Q. What prompted you to start on Revenge of the Electric Car?
A. We didn’t anticipate how much of an impact Who Killed the Electric Car was going to have. Something about the timing of that movie — when that came out, when people started seeing it on DVD and Netflix, we got lucky and we hit the zeitgeist of people being really angry about things. I was working on other projects, but I kept getting more and more emails, I realized there’s another film here. That was in 2007.
We started picking different stories that would be emblematic of the return, the revenge of the electric car. The original idea was that this was going to be a straight horror movie. “They are back from the dead! They are really pissed! They are gonna take out GM, they are gonna take out Chrysler! They are gonna take out big oil!”
In a way there were so many things happening — whether it was car companies going bankrupt, the oil industry coming under so much scrutiny — it did feel like a classic revenge movie. The last movie was about how change gets shut down if it threatens too many people. This was going to beabout change prevailiing and why it happens.
Q. So why does the man who made a movie about electric cars live in an environmentally challenged city like Los Angeles?

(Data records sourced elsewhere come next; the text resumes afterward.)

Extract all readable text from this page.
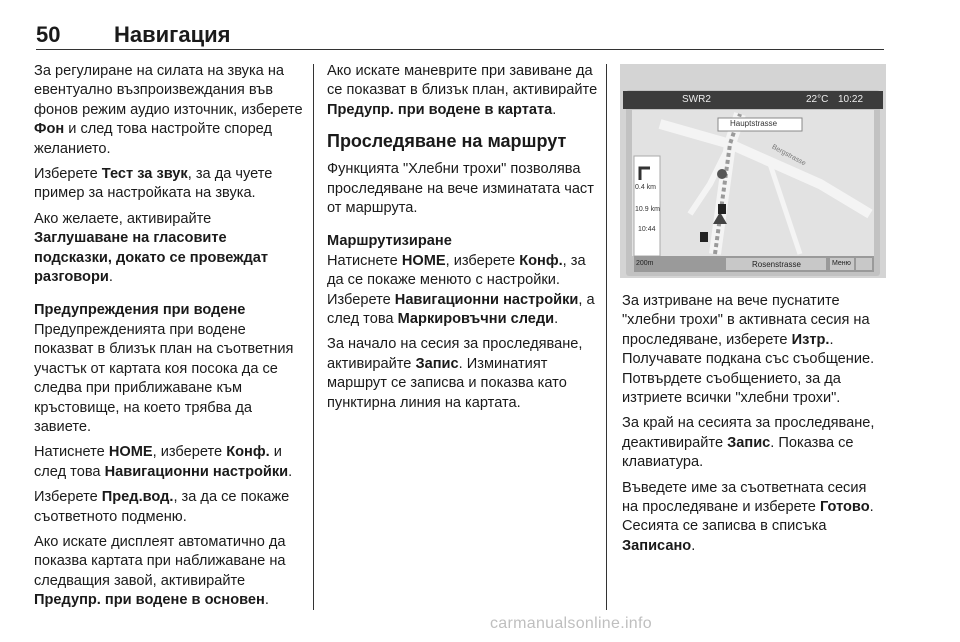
50 Навигация

За регулиране на силата на звука на евентуално възпроизвеждания във фонов режим аудио източник, изберете Фон и след това настройте според желанието.

Изберете Тест за звук, за да чуете пример за настройката на звука.

Ако желаете, активирайте Заглушаване на гласовите подсказки, докато се провеждат разговори.

Предупреждения при водене

Предупрежденията при водене показват в близък план на съответния участък от картата коя посока да се следва при приближаване към кръстовище, на което трябва да завиете.

Натиснете HOME, изберете Конф. и след това Навигационни настройки.

Изберете Пред.вод., за да се покаже съответното подменю.

Ако искате дисплеят автоматично да показва картата при наближаване на следващия завой, активирайте Предупр. при водене в основен.

Ако искате маневрите при завиване да се показват в близък план, активирайте Предупр. при водене в картата.

Проследяване на маршрут

Функцията "Хлебни трохи" позволява проследяване на вече изминатата част от маршрута.

Маршрутизиране

Натиснете HOME, изберете Конф., за да се покаже менюто с настройки. Изберете Навигационни настройки, а след това Маркировъчни следи.

За начало на сесия за проследяване, активирайте Запис. Изминатият маршрут се записва и показва като пунктирна линия на картата.

SWR2	22°C 10:22
Hauptstrasse
Bergstrasse
0.4 km
10.9 km
10:44
200m	Rosenstrasse	Меню

За изтриване на вече пуснатите "хлебни трохи" в активната сесия на проследяване, изберете Изтр.. Получавате подкана със съобщение. Потвърдете съобщението, за да изтриете всички "хлебни трохи".

За край на сесията за проследяване, деактивирайте Запис. Показва се клавиатура.

Въведете име за съответната сесия на проследяване и изберете Готово. Сесията се записва в списъка Записано.

carmanualsonline.info
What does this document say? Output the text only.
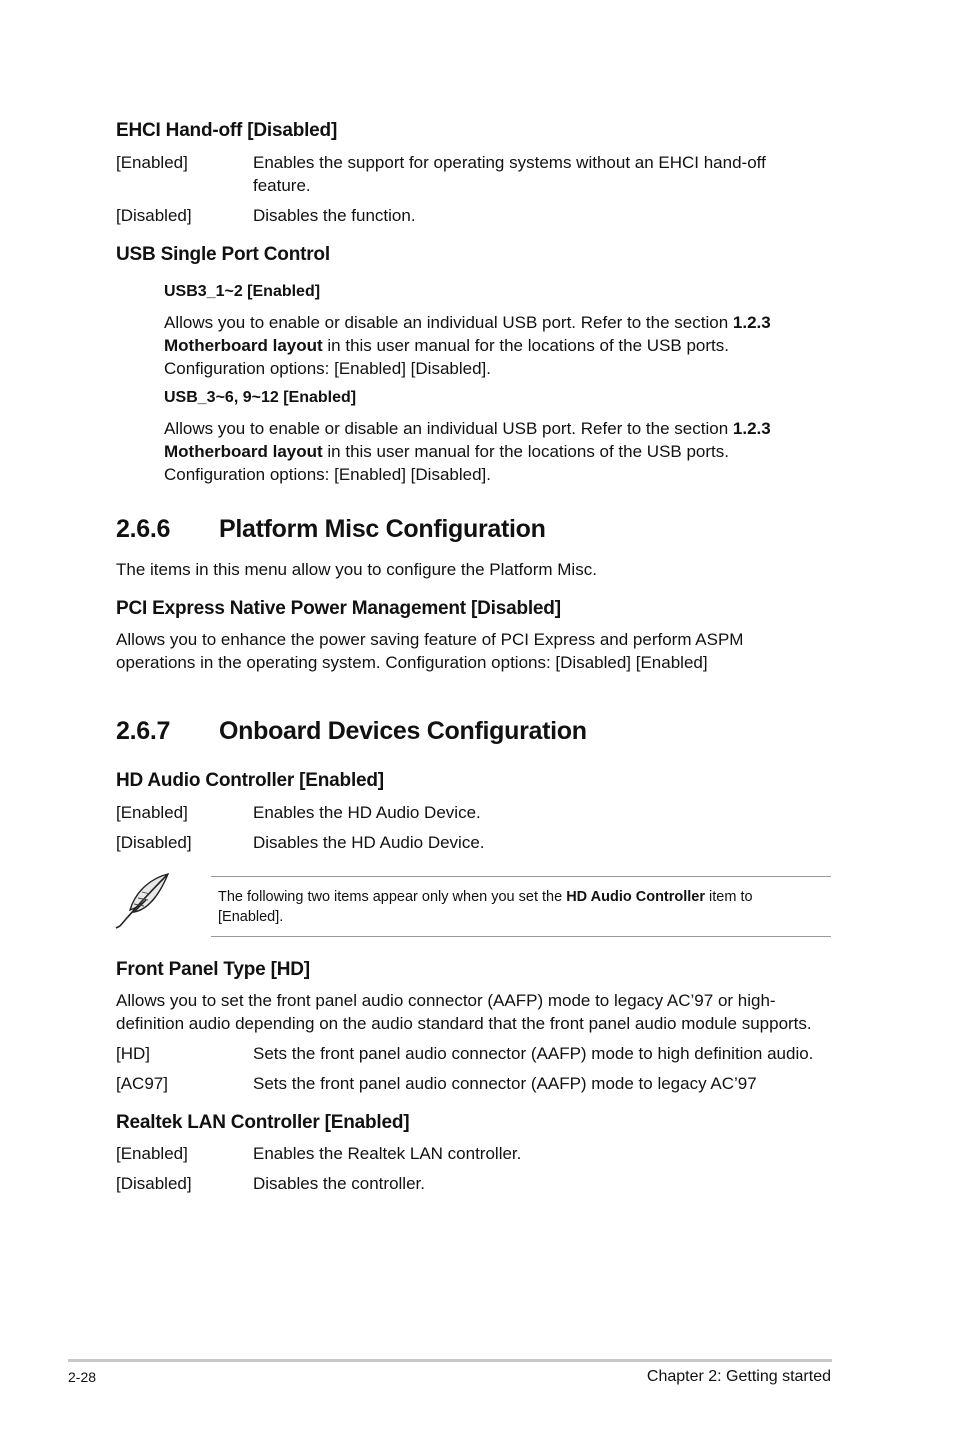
EHCI Hand-off [Disabled]
[Enabled]	Enables the support for operating systems without an EHCI hand-off feature.
[Disabled]	Disables the function.
USB Single Port Control
USB3_1~2 [Enabled]
Allows you to enable or disable an individual USB port. Refer to the section 1.2.3 Motherboard layout in this user manual for the locations of the USB ports. Configuration options: [Enabled] [Disabled].
USB_3~6, 9~12 [Enabled]
Allows you to enable or disable an individual USB port. Refer to the section 1.2.3 Motherboard layout in this user manual for the locations of the USB ports. Configuration options: [Enabled] [Disabled].
2.6.6 Platform Misc Configuration
The items in this menu allow you to configure the Platform Misc.
PCI Express Native Power Management [Disabled]
Allows you to enhance the power saving feature of PCI Express and perform ASPM operations in the operating system. Configuration options: [Disabled] [Enabled]
2.6.7 Onboard Devices Configuration
HD Audio Controller [Enabled]
[Enabled]	Enables the HD Audio Device.
[Disabled]	Disables the HD Audio Device.
The following two items appear only when you set the HD Audio Controller item to [Enabled].
Front Panel Type [HD]
Allows you to set the front panel audio connector (AAFP) mode to legacy AC’97 or high-definition audio depending on the audio standard that the front panel audio module supports.
[HD]	Sets the front panel audio connector (AAFP) mode to high definition audio.
[AC97]	Sets the front panel audio connector (AAFP) mode to legacy AC’97
Realtek LAN Controller [Enabled]
[Enabled]	Enables the Realtek LAN controller.
[Disabled]	Disables the controller.
2-28	Chapter 2: Getting started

A. I like to say if we can do it in L.A., we can do it anywhere. There are some cities that are totally taking the lead on this, from Portland and San Francisco to New York. But Los Angeles is also one of those cities. One of the reasons is because California is giving people incentives, they are helping early adopters to afford these cars. There’s a $7,500 federal tax credit and $5,000 in California for the first several million dollars worth of car sales.
Q. Electric cars may be better for the environment, but do you feel a conflict promoting an electric car over public transportation?

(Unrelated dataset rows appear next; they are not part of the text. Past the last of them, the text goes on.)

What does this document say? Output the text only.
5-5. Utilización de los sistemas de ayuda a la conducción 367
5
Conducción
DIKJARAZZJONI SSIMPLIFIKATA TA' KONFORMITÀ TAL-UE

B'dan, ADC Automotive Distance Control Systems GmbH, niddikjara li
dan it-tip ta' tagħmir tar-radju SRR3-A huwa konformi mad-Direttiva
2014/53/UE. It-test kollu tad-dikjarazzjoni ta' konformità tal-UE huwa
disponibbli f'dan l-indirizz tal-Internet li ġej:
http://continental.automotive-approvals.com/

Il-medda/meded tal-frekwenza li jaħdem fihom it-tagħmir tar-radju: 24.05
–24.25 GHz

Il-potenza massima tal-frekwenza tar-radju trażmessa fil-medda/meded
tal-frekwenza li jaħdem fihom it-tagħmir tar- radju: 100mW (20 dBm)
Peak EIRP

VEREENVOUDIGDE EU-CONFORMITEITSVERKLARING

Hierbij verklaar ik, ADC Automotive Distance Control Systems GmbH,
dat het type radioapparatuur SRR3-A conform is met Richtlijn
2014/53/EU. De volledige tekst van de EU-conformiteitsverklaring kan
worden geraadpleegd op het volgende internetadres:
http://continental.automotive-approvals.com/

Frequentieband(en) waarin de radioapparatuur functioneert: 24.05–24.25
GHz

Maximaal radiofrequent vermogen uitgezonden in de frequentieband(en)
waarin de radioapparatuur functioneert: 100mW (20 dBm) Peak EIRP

A. I definitely feel that conflict. I am all about the bicycle and the renaissance of the bicycle, and I think the light rail that’s going in L.A. is awesome. But the electric car is very easy to promote in the world of cars themselves. For better or for worse, we have a city that’s been designed around the automobile. For people who are going to be continuing to use those cars, switching them to electric is a great way to go. I would never say electric cars are better than public transportation or a bicycle, it’s just a reality. The problem with a bicycle is we’re not living in Copenhagen here.
Q. Do you think this time around, the electric car will take off?

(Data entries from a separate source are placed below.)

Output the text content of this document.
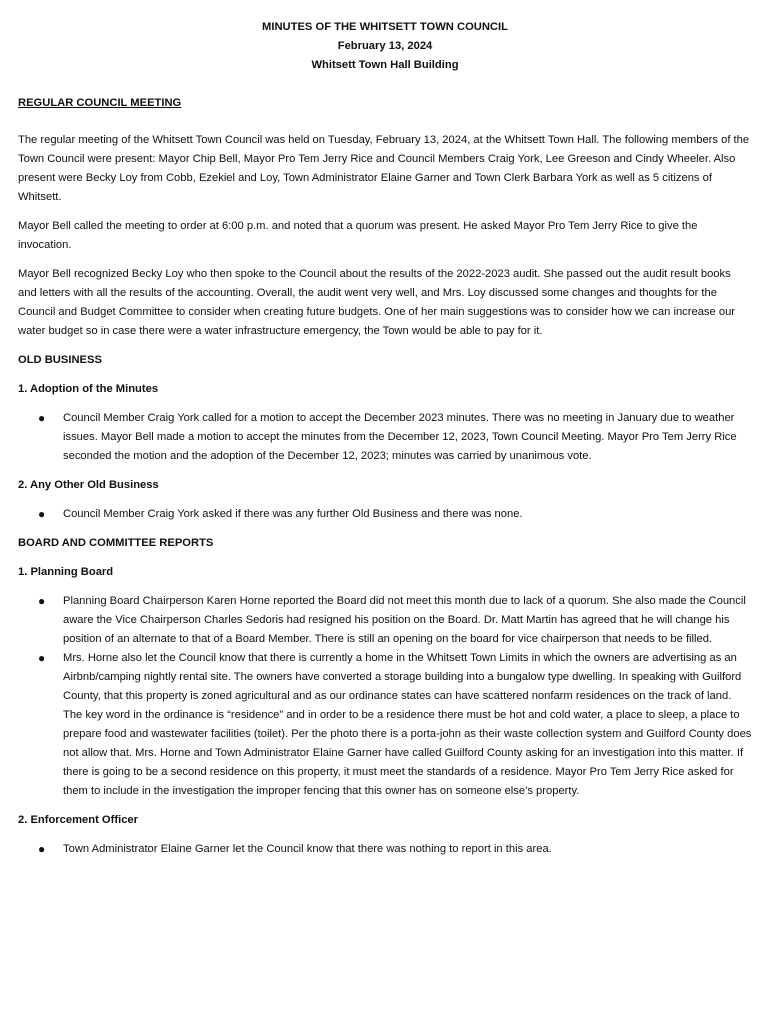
MINUTES OF THE WHITSETT TOWN COUNCIL
February 13, 2024
Whitsett Town Hall Building
REGULAR COUNCIL MEETING

The regular meeting of the Whitsett Town Council was held on Tuesday, February 13, 2024, at the Whitsett Town Hall. The following members of the Town Council were present: Mayor Chip Bell, Mayor Pro Tem Jerry Rice and Council Members Craig York, Lee Greeson and Cindy Wheeler. Also present were Becky Loy from Cobb, Ezekiel and Loy, Town Administrator Elaine Garner and Town Clerk Barbara York as well as 5 citizens of Whitsett.

Mayor Bell called the meeting to order at 6:00 p.m. and noted that a quorum was present. He asked Mayor Pro Tem Jerry Rice to give the invocation.

Mayor Bell recognized Becky Loy who then spoke to the Council about the results of the 2022-2023 audit. She passed out the audit result books and letters with all the results of the accounting. Overall, the audit went very well, and Mrs. Loy discussed some changes and thoughts for the Council and Budget Committee to consider when creating future budgets. One of her main suggestions was to consider how we can increase our water budget so in case there were a water infrastructure emergency, the Town would be able to pay for it.

OLD BUSINESS
1. Adoption of the Minutes
● Council Member Craig York called for a motion to accept the December 2023 minutes. There was no meeting in January due to weather issues. Mayor Bell made a motion to accept the minutes from the December 12, 2023, Town Council Meeting. Mayor Pro Tem Jerry Rice seconded the motion and the adoption of the December 12, 2023; minutes was carried by unanimous vote.
2. Any Other Old Business
● Council Member Craig York asked if there was any further Old Business and there was none.
BOARD AND COMMITTEE REPORTS
1. Planning Board
● Planning Board Chairperson Karen Horne reported the Board did not meet this month due to lack of a quorum. She also made the Council aware the Vice Chairperson Charles Sedoris had resigned his position on the Board. Dr. Matt Martin has agreed that he will change his position of an alternate to that of a Board Member. There is still an opening on the board for vice chairperson that needs to be filled.
● Mrs. Horne also let the Council know that there is currently a home in the Whitsett Town Limits in which the owners are advertising as an Airbnb/camping nightly rental site. The owners have converted a storage building into a bungalow type dwelling. In speaking with Guilford County, that this property is zoned agricultural and as our ordinance states can have scattered nonfarm residences on the track of land. The key word in the ordinance is “residence” and in order to be a residence there must be hot and cold water, a place to sleep, a place to prepare food and wastewater facilities (toilet). Per the photo there is a porta-john as their waste collection system and Guilford County does not allow that. Mrs. Horne and Town Administrator Elaine Garner have called Guilford County asking for an investigation into this matter. If there is going to be a second residence on this property, it must meet the standards of a residence. Mayor Pro Tem Jerry Rice asked for them to include in the investigation the improper fencing that this owner has on someone else’s property.
2. Enforcement Officer
● Town Administrator Elaine Garner let the Council know that there was nothing to report in this area.
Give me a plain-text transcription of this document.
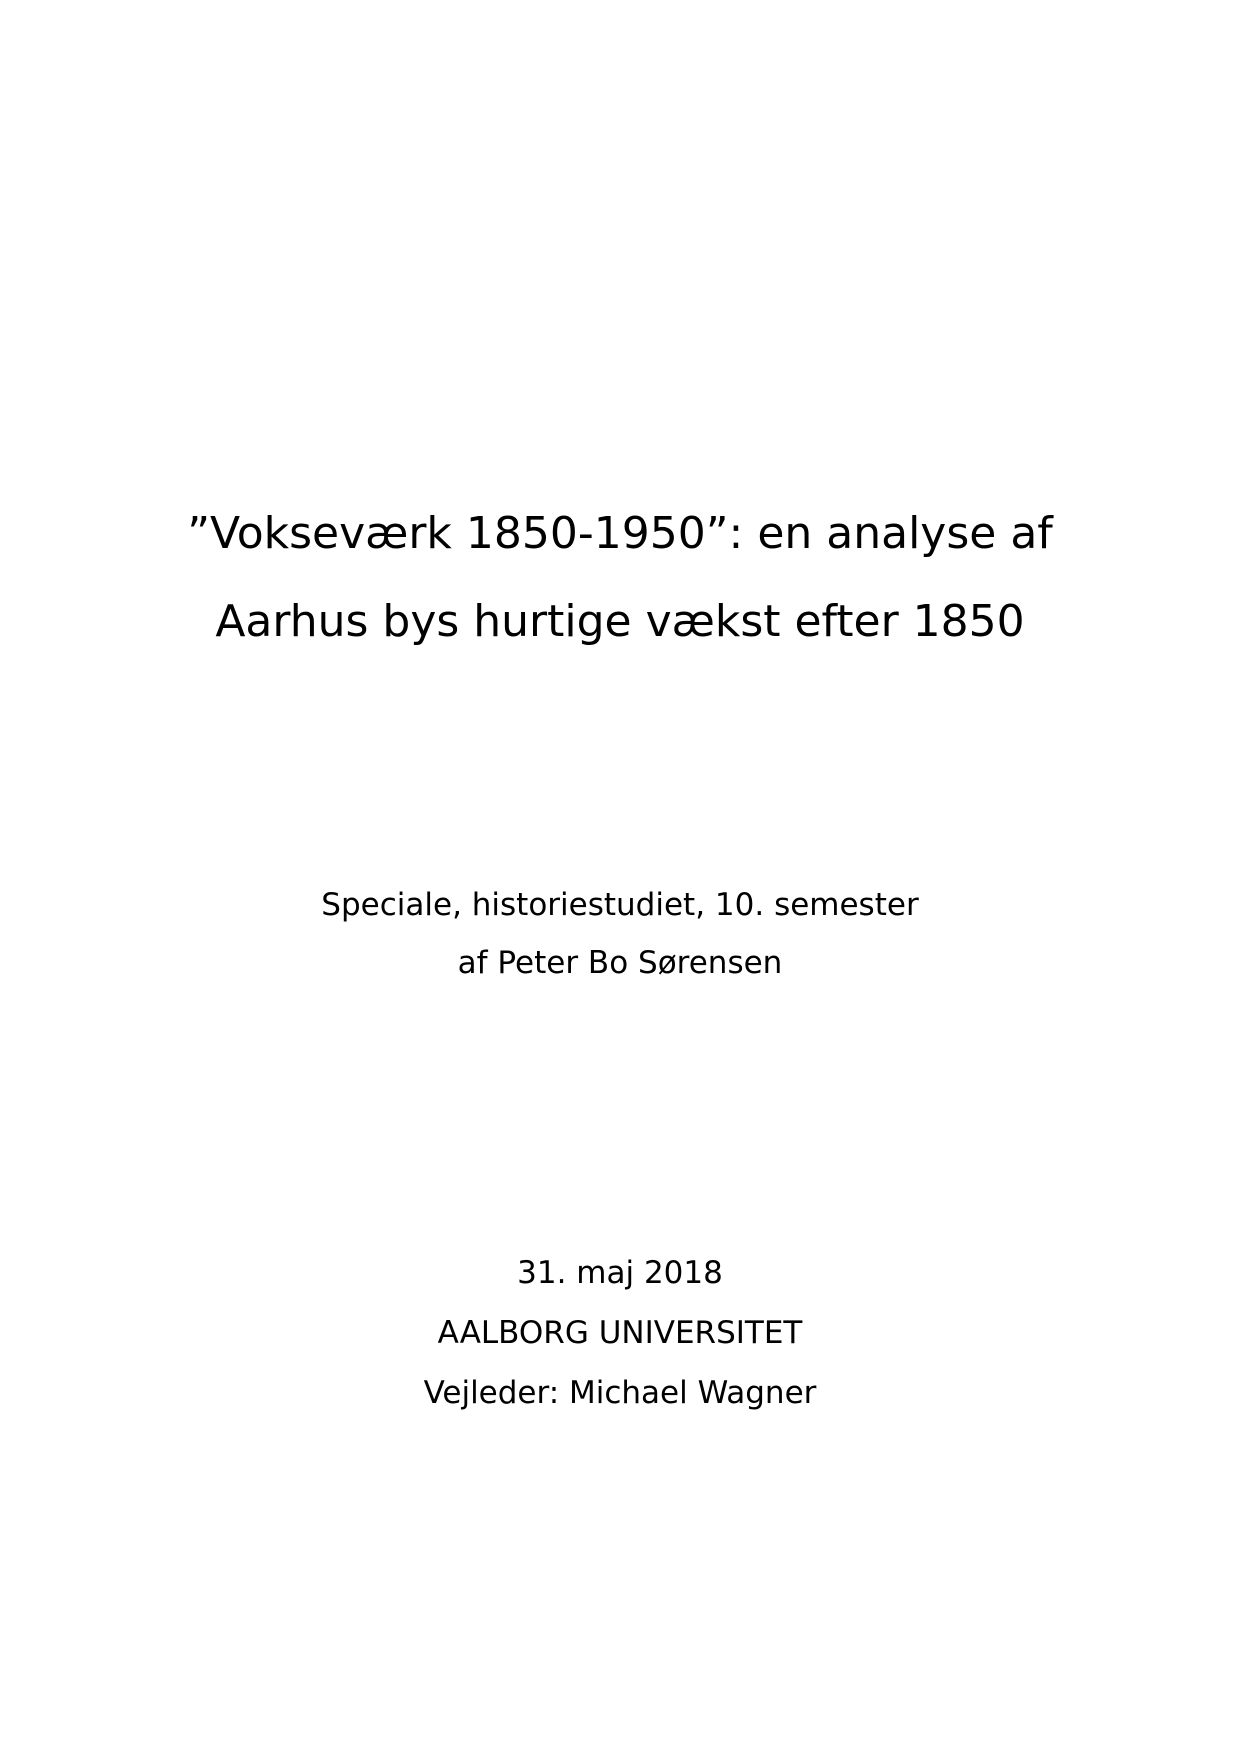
”Vokseværk 1850-1950”: en analyse af
Aarhus bys hurtige vækst efter 1850
Speciale, historiestudiet, 10. semester
af Peter Bo Sørensen
31. maj 2018
AALBORG UNIVERSITET
Vejleder: Michael Wagner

A. Oh yeah, this is a revolution. It’s not because of the environment. I wish it was. It’s because people can make more money off selling them. They cost less money to drive, these cars. It’s like the Car 2.0 — that’s what the electric car is. The old car is not nearly as sexy as it was in 1955, or even 1985. When you run a car electrically, suddenly you have something fundamentally that is like an iPhone or iPod, rather than the clunky lawnmower you have in your backyard, which is essentially what your car is. It’s smooth. You can go 90 miles an hour on the on ramp and you sound like you are in the Jetson car. People are going to like that.
Q. It’s a little disconcerting when you don’t have noise — the noise sort of confirms that you have power.
Q. People had the same concerns [about the first gas-powered cars]. “What? A horse, it makes noise — you can’t hear a car coming! The gas car is gonna scare the horse!” Whenever we have big industrial transitions, a lot of people are nervous about how things will be different.